The Performance Review Love Language

I did the job of three people last year and still only got “Meets Expectations” on my performance eval!

I see this complaint constantly. And my first instinct is sympathy. It has happened to me, several times, and its super frustrating. But the other day I was thinking, well, what did your manager, your performance evaluator, actually see? And I made a connection in my head.

Stay with me here. There’s a relationship book called The Five Love Languages. The core idea is simple. Its that people express and receive love differently. You might show love through acts of service, like doing the dishesor fixing things around the house. But if your partner’s love language is words of affirmation, they don’t feel loved.

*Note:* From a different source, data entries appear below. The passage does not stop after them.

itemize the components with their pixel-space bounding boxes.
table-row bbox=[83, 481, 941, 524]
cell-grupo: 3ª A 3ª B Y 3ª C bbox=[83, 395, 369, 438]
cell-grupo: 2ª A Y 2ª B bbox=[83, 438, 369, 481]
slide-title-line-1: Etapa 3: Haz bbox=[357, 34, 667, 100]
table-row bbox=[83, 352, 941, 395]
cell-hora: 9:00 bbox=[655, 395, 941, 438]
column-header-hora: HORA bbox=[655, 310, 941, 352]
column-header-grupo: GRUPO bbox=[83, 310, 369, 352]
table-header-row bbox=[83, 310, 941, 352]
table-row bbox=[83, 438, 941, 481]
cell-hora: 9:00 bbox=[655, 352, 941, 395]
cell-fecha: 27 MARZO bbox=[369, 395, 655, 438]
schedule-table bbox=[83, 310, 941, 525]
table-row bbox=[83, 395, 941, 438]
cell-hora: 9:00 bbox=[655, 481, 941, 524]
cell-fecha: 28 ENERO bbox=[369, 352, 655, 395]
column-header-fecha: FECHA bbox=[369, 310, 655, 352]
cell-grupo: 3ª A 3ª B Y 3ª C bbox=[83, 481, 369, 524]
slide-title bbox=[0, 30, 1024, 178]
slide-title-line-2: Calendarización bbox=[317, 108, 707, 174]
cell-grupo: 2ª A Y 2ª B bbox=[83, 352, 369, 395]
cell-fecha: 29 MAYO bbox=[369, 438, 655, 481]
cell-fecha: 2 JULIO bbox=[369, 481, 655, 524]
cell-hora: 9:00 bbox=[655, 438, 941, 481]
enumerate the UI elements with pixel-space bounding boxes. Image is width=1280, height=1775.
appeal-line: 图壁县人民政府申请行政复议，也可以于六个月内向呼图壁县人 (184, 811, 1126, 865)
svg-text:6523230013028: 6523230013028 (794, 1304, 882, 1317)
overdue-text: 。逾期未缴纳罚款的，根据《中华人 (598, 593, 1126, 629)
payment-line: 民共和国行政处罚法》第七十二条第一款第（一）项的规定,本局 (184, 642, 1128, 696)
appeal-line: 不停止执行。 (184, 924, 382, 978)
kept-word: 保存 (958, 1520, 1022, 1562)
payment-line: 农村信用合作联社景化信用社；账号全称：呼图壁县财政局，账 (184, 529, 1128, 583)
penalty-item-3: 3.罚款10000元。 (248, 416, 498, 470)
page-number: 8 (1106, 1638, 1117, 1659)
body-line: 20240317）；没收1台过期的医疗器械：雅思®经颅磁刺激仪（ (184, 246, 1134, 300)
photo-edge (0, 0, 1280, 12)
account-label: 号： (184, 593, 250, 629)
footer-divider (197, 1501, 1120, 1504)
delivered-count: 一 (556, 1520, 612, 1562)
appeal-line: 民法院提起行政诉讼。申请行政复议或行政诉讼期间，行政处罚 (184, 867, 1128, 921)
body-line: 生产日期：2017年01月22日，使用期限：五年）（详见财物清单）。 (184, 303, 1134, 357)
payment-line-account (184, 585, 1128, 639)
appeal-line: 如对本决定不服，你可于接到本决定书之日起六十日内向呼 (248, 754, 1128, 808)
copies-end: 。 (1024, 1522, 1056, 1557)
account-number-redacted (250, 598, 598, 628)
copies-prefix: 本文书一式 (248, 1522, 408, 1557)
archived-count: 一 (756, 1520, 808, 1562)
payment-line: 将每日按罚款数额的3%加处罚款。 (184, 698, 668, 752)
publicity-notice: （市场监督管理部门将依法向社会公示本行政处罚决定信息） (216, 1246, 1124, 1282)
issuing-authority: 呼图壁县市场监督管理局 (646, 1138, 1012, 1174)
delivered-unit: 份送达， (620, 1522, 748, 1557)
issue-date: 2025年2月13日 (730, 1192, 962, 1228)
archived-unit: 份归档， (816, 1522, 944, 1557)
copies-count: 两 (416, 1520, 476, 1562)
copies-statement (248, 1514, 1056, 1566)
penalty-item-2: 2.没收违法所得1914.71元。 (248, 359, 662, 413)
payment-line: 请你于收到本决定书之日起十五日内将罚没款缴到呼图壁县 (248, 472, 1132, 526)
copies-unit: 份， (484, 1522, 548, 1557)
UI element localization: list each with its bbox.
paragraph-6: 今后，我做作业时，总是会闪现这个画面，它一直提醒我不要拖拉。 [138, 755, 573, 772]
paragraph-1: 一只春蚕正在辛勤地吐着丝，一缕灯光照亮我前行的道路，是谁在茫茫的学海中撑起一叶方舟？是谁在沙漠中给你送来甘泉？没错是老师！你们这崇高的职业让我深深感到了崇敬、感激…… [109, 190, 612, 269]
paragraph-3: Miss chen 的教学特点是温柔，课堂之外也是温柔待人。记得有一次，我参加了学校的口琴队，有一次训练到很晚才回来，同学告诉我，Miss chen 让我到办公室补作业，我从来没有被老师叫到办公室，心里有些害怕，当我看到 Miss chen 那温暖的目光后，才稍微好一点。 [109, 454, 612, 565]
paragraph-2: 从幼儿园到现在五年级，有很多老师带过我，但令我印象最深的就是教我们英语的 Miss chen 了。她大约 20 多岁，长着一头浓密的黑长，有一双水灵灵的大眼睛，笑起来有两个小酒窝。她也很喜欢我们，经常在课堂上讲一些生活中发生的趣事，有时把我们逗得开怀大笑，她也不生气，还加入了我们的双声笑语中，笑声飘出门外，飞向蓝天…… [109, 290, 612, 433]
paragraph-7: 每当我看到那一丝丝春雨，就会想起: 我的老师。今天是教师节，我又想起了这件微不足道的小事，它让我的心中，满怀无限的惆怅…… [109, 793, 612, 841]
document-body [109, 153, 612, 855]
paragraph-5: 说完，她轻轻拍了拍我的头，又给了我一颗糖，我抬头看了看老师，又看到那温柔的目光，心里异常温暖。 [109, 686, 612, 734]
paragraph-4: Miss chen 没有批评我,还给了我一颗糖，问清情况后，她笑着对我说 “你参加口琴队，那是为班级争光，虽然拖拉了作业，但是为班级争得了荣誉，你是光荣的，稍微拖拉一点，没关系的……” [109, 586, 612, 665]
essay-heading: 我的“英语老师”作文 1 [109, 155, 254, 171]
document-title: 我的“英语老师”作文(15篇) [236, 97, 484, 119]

They feel like they have a helpful roommate.

It doesn’t matter how much you’re giving if it’s not being received.

The same dynamic plays out at work. You might be killing yourself doing what you think is important. But if your manager doesn’t see it, or doesn’t value it, then it doesn’t register.

Meanwhile, some co-worker over there barely did anything all year. But the one thing they did? It was the single thing your manager cared most about. Guess who gets the higher rating.

This isn’t fair. But it’s real.

It doesn’t always matter what you think is important. It matters what your manager thinks is important.

This isn’t about being a suck-up or playing politics. It’s about alignment. Do you actually know what your manager values? What keeps them up at night? What they’re being measured on?

If you don’t know, find out. Ask directly. Pay attention.

All that hard work only counts if it’s visible and valued by the person actually doing the preview.